Extrusion of aluminium

The material, which at the start is called bloom, is heated and moulded at great force through a profile tool. Depending on the size of the profile and capacity of the machine, it may be necessary or desirable to manufacture several profiles at the same time. However a single profile is more usual.

Following moulding the profile is stretched, causing it to straighten. The material is then tempered in a furnace; in this state, the profiles are normally a good 6 metres in length. Cross-cutting, shaping and anodising are additional processes that can be performed if required.
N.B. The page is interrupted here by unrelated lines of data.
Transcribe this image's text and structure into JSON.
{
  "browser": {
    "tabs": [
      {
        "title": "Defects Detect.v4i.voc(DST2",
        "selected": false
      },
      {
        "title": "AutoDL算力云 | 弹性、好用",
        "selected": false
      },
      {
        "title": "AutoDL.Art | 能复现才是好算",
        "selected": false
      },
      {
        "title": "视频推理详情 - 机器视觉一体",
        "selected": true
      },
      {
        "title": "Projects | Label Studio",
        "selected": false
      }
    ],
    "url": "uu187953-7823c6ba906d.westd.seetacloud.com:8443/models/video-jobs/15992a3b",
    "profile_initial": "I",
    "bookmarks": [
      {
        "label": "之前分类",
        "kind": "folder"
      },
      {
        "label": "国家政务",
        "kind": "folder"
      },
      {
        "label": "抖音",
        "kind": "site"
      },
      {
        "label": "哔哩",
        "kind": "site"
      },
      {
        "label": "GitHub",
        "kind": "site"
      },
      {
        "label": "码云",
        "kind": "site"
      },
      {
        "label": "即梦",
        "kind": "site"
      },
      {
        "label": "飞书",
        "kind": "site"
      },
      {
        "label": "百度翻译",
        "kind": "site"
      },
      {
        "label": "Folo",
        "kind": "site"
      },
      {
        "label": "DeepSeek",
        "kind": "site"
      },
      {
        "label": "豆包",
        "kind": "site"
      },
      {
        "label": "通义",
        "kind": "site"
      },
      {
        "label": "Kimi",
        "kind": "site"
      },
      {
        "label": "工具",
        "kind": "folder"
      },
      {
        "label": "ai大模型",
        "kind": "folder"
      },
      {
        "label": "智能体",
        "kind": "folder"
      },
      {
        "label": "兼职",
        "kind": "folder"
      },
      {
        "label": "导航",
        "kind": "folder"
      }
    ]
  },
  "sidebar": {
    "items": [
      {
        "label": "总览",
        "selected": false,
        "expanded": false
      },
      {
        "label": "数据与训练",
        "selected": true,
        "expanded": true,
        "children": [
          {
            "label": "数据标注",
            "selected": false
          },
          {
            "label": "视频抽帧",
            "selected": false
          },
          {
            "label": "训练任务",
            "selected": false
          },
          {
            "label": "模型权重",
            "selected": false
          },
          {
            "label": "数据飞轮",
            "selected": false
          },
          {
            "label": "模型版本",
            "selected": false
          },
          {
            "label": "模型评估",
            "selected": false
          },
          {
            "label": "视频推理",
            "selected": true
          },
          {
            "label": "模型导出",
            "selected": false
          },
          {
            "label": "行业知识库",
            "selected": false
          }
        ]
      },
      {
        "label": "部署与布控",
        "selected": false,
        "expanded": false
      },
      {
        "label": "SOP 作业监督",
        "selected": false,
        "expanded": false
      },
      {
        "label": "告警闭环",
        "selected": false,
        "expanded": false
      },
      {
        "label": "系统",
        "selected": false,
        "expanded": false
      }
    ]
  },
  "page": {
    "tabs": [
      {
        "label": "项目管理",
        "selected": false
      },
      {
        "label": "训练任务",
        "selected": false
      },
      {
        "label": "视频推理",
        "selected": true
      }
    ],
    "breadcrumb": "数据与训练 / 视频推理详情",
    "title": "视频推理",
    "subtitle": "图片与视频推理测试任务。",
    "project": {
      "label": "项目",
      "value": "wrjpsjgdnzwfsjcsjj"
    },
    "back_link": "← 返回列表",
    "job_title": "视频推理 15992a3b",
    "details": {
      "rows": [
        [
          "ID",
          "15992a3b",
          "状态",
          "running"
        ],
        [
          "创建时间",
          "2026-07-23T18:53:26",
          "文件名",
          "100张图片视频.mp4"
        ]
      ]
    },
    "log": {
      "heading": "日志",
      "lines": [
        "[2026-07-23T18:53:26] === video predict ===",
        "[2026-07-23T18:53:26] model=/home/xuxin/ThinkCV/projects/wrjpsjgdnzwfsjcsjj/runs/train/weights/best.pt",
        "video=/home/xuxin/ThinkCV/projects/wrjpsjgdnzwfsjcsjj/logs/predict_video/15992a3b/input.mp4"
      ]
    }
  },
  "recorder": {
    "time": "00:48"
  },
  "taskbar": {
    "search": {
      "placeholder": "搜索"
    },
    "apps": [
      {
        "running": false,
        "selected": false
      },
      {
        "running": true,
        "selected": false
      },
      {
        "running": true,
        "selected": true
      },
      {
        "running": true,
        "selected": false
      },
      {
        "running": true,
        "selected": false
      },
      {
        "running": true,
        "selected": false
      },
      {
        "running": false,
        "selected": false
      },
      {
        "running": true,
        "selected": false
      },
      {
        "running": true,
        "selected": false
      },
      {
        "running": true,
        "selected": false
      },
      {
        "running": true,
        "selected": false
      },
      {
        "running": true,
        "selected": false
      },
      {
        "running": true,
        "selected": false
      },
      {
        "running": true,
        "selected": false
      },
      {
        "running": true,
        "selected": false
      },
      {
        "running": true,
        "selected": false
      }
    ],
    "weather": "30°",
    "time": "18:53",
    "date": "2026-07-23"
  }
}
Anodising involves adding a protective oxide layer to the surface using an electrolytic process that provides a hard, sealed surface. Natural anodising is most common and various different colours can be introduced.

Extrusion of plastic

The materials PC and PMMA are the most frequently used plastics in the lighting industry and are mainly used in a transparent form for shades and covers. The process allows the cost-effective production of parts in long designs and with a high degree of precision. It is also possible to combine materials to produce clear and opal surfaces, or to combine the strength of polycarbonate with the good UV resistance of acrylic.

The parts expand as they become warmer, so this must be taken into consideration when developing new products. Cross-cutting tolerances on shades should allow for tolerances of other parts they are to be used with. This, as standard, can result in gaps being visible at the ends of luminaires.